Sierra Leone deploys marshals to protect beaches
The Sierra Leone government will deploy marshals to protect its best beaches from crime which officials say threatens the tourism industry.
Some 57 youth have began training as part of the initiative by the Ministry of Tourism.
They constitute the first batch that will be deployed at the Lumley/Aberdeen Beach, along the premier tourist village of Aberdeen in the west end of the capital, Freetown.
Tourism and Cultural Affairs minister Sidie Yahya Tunis, who officially launched the training, said the initiative would be expanded to cover over 40km stretch.
The civil war
Sierra Leone is reviving its tourism, which has largely been neglected since the end of the civil war in 2002.
The 2014 Ebola outbreak dealt a severe blow to what remained after the war.
But latest figures from the National Tourist Board (NTB) show a gradual increase in arrival numbers since 2016.
Security has, however, been a growing concern with officials saying the beaches were replete with drug use and prostitution.
Victims of robbery
There were reports of tourists and local beach goers being victims of robbery, prompting complaints from hotels and other business owners.
In 2015, Lumely Beach was the scene of the death of a teenager alleged to have been sexually abused before being murdered by her assailants.
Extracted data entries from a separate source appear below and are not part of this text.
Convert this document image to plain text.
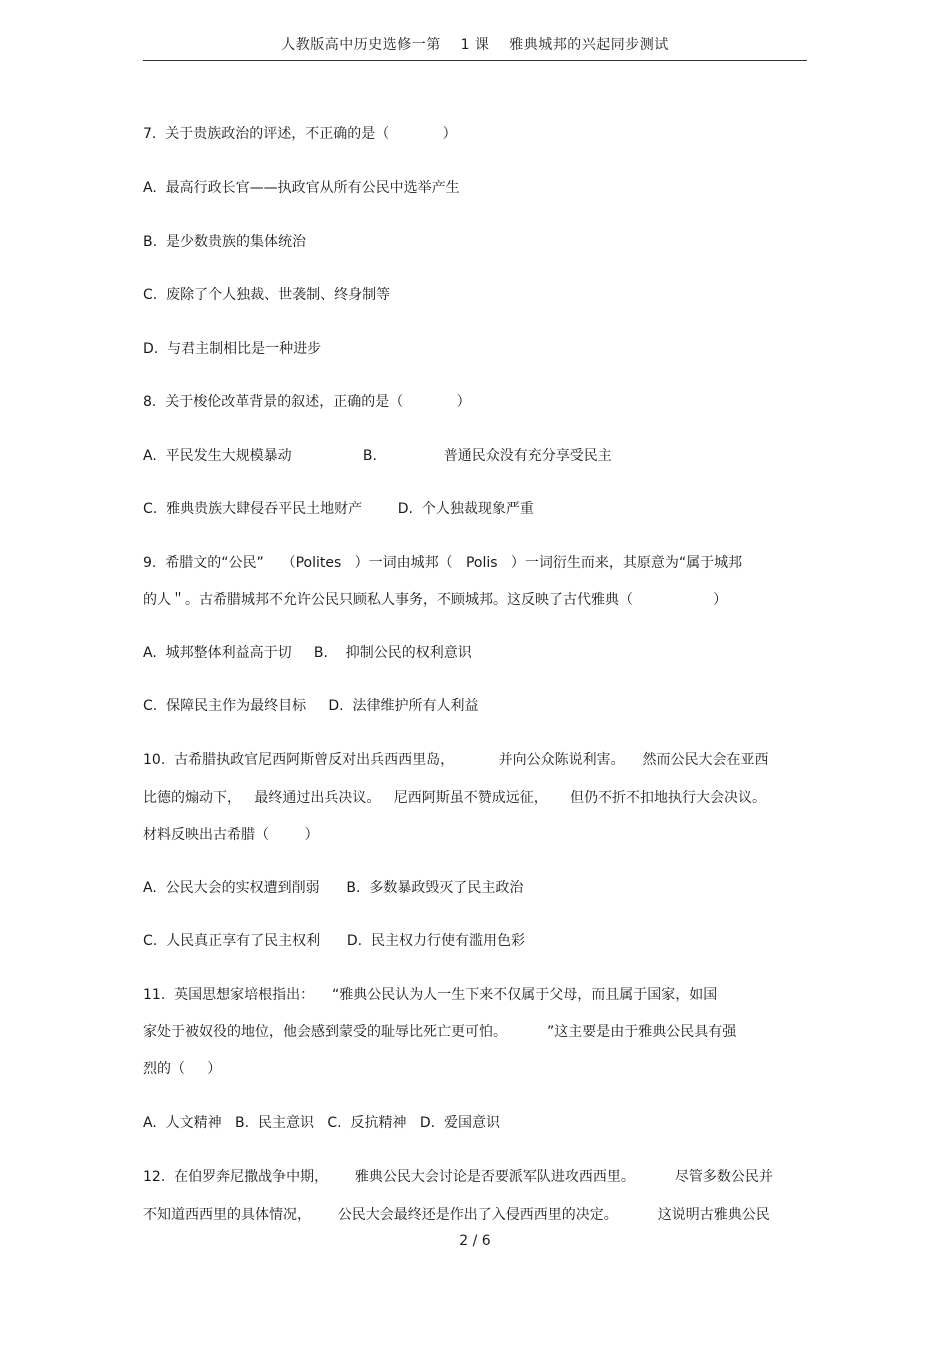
人教版高中历史选修一第    1 课    雅典城邦的兴起同步测试
7.  关于贵族政治的评述，不正确的是（            ）
A.  最高行政长官——执政官从所有公民中选举产生
B.  是少数贵族的集体统治
C.  废除了个人独裁、世袭制、终身制等
D.  与君主制相比是一种进步
8.  关于梭伦改革背景的叙述，正确的是（            ）
A.  平民发生大规模暴动                B.               普通民众没有充分享受民主
C.  雅典贵族大肆侵吞平民土地财产        D.  个人独裁现象严重
9.  希腊文的“公民”    （Polites   ）一词由城邦（   Polis   ）一词衍生而来，其原意为“属于城邦
的人＂。古希腊城邦不允许公民只顾私人事务，不顾城邦。这反映了古代雅典（                  ）
A.  城邦整体利益高于切     B.    抑制公民的权利意识
C.  保障民主作为最终目标     D.  法律维护所有人利益
10.  古希腊执政官尼西阿斯曾反对出兵西西里岛，          并向公众陈说利害。    然而公民大会在亚西
比德的煽动下，   最终通过出兵决议。   尼西阿斯虽不赞成远征，     但仍不折不扣地执行大会决议。
材料反映出古希腊（        ）
A.  公民大会的实权遭到削弱      B.  多数暴政毁灭了民主政治
C.  人民真正享有了民主权利      D.  民主权力行使有滥用色彩
11.  英国思想家培根指出：    “雅典公民认为人一生下来不仅属于父母，而且属于国家，如国
家处于被奴役的地位，他会感到蒙受的耻辱比死亡更可怕。         ”这主要是由于雅典公民具有强
烈的（     ）
A.  人文精神   B.  民主意识   C.  反抗精神   D.  爱国意识
12.  在伯罗奔尼撒战争中期，      雅典公民大会讨论是否要派军队进攻西西里。         尽管多数公民并
不知道西西里的具体情况，      公民大会最终还是作出了入侵西西里的决定。         这说明古雅典公民
2 / 6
That incident prompted an overhaul of the security in the area.
NTB General Manager Yassin Kargbo said reports of crime along the beach were scaring tourists away.
He said the marshals would provide security at the beach and its environs, noting that their training entailed maintaining law and order.
Some of the marshals were drawn from the beach boys who have been suspected of involvement in crimes.
Some of Freetown’s beaches, like the Number Two River, were ranked among the best in Africa, characterised by pristine white sands and lush vegetation.
But indiscriminate sand mining also poses a major threat to such areas.